Learning Explicit User Interest Boundary for Recommendation
- URL: http://arxiv.org/abs/2111.11026v1
- Date: Mon, 22 Nov 2021 07:26:51 GMT
- Title: Learning Explicit User Interest Boundary for Recommendation
- Authors: Jianhuan Zhuo, Qiannan Zhu, Yinliang Yue and Yuhong Zhao
- Abstract summary: We introduce an auxiliary score $b_u$ for each user to represent the User Interest Boundary.
We show that our approach can provide a personalized decision boundary and significantly improve the training efficiency without any special sampling strategy.

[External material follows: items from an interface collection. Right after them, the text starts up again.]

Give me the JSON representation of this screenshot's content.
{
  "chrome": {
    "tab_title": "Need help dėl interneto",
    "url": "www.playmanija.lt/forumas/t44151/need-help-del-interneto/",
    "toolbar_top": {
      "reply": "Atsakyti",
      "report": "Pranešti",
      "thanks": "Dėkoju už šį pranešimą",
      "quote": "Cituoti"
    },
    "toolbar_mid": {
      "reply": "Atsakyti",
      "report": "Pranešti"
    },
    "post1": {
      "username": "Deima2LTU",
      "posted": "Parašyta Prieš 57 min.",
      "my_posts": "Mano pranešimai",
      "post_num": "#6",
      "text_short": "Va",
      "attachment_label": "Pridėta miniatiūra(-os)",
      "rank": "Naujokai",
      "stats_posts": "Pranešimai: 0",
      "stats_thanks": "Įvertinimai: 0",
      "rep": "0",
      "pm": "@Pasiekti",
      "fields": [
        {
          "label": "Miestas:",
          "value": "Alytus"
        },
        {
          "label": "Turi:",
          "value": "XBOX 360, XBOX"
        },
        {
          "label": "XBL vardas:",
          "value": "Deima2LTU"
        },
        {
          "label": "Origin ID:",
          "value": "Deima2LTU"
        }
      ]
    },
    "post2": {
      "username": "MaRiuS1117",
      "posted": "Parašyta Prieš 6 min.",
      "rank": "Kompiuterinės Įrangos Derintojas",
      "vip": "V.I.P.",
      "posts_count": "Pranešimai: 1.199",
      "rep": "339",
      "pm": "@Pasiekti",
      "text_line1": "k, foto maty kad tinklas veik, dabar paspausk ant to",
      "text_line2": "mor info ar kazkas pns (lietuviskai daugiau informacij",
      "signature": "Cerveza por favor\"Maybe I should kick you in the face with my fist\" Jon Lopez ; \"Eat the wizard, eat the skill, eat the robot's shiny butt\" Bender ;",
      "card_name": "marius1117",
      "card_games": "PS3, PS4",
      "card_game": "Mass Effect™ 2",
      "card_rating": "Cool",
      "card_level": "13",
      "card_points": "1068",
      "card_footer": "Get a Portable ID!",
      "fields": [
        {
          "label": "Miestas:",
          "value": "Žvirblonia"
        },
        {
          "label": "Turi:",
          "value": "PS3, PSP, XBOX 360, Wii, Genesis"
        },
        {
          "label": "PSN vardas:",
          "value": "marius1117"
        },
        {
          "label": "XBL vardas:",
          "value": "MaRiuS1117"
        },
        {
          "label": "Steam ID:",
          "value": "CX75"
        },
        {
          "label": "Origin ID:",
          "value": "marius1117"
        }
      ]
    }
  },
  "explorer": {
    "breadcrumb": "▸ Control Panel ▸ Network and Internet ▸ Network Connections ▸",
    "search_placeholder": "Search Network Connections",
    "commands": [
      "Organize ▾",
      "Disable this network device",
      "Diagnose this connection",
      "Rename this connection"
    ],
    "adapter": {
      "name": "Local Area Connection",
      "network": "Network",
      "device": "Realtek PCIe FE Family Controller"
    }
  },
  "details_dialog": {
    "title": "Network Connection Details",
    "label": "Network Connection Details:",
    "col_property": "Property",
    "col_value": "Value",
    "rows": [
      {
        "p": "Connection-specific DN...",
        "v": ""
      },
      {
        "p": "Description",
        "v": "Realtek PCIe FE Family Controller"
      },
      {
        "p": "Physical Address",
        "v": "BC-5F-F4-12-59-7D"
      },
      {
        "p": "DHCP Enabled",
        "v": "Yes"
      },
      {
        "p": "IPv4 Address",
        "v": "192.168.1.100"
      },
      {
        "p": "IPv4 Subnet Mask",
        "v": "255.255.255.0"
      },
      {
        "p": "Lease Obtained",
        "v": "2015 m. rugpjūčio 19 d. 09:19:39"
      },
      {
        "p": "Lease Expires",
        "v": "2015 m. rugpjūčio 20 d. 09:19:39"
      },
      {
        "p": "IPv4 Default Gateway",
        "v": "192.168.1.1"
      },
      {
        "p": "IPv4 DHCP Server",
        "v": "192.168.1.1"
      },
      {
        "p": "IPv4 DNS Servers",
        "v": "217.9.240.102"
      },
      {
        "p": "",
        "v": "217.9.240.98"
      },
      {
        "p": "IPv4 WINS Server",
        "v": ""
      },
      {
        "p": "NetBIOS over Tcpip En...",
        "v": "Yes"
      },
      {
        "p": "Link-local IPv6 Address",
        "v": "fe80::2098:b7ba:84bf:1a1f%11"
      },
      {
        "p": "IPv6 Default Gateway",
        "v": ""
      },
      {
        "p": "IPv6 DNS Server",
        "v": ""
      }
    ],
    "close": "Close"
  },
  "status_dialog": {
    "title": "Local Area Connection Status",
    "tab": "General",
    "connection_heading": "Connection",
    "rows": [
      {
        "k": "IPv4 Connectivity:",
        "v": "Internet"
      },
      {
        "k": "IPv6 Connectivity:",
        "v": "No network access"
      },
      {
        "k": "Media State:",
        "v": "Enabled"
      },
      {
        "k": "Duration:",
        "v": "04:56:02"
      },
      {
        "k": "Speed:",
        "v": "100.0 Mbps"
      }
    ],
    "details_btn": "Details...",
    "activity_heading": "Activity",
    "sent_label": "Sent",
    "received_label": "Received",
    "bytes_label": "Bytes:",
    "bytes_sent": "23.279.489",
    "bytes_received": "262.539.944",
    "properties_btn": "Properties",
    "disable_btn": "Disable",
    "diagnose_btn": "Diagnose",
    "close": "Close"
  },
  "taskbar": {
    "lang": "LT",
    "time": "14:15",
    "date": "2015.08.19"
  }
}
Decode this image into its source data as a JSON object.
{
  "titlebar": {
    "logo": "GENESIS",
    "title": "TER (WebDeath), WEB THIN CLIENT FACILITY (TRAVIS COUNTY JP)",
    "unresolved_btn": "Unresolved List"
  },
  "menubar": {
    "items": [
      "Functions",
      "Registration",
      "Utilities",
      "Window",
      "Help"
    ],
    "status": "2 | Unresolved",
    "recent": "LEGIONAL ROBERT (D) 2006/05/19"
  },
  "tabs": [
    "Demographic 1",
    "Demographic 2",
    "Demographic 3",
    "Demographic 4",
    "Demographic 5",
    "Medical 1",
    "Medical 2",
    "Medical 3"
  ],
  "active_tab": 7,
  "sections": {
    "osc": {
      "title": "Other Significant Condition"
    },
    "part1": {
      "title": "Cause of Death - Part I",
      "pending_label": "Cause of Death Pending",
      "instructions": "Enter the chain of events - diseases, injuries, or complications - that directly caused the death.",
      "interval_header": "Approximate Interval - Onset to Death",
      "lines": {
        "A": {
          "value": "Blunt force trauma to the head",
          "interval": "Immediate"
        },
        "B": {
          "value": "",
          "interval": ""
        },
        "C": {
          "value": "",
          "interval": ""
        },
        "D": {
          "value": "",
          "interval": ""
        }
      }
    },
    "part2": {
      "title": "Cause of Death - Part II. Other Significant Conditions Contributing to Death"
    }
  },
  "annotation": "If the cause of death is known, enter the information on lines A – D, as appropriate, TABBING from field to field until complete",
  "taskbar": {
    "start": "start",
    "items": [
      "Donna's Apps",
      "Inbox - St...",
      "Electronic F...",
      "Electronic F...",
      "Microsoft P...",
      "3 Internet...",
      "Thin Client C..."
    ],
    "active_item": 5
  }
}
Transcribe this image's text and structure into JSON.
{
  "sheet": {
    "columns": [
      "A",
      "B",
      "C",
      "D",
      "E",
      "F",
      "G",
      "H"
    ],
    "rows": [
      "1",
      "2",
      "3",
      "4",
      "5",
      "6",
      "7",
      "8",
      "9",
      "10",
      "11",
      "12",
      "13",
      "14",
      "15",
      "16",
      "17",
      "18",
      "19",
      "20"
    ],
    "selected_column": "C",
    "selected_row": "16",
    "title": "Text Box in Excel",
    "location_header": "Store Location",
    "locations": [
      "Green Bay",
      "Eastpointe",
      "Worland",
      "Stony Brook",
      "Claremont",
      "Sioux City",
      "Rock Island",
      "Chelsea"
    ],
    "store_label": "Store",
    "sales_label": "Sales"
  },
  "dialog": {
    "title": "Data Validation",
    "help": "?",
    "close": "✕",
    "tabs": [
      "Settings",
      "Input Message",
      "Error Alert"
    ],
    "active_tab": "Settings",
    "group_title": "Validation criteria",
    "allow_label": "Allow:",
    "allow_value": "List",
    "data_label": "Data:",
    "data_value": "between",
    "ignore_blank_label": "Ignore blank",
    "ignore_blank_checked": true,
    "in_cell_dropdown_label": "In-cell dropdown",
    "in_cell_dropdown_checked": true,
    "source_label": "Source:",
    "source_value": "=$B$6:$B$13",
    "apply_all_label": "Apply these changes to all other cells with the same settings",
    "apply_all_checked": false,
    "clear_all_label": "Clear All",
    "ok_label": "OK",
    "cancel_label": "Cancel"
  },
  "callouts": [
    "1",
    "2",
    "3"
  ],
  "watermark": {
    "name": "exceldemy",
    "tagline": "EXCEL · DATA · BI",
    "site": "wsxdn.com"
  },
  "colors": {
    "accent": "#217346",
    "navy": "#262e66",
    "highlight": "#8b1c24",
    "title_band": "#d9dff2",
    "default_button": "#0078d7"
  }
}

- Score: 5.715918678913698
- License: http://creativecommons.org/licenses/by/4.0/
- Abstract: The core objective of modelling recommender systems from implicit feedback is
to maximize the positive sample score $s_p$ and minimize the negative sample
score $s_n$, which can usually be summarized into two paradigms: the pointwise
and the pairwise. The pointwise approaches fit each sample with its label
individually, which is flexible in weighting and sampling on instance-level but
ignores the inherent ranking property. By qualitatively minimizing the relative
score $s_n - s_p$, the pairwise approaches capture the ranking of samples
naturally but suffer from training efficiency. Additionally, both approaches
are hard to explicitly provide a personalized decision boundary to determine if
users are interested in items unseen. To address those issues, we innovatively
introduce an auxiliary score $b_u$ for each user to represent the User Interest
Boundary(UIB) and individually penalize samples that cross the boundary with
pairwise paradigms, i.e., the positive samples whose score is lower than $b_u$
and the negative samples whose score is higher than $b_u$. In this way, our
approach successfully achieves a hybrid loss of the pointwise and the pairwise
to combine the advantages of both. Analytically, we show that our approach can
provide a personalized decision boundary and significantly improve the training
efficiency without any special sampling strategy. Extensive results show that
our approach achieves significant improvements on not only the classical
pointwise or pairwise models but also state-of-the-art models with complex loss
function and complicated feature encoding.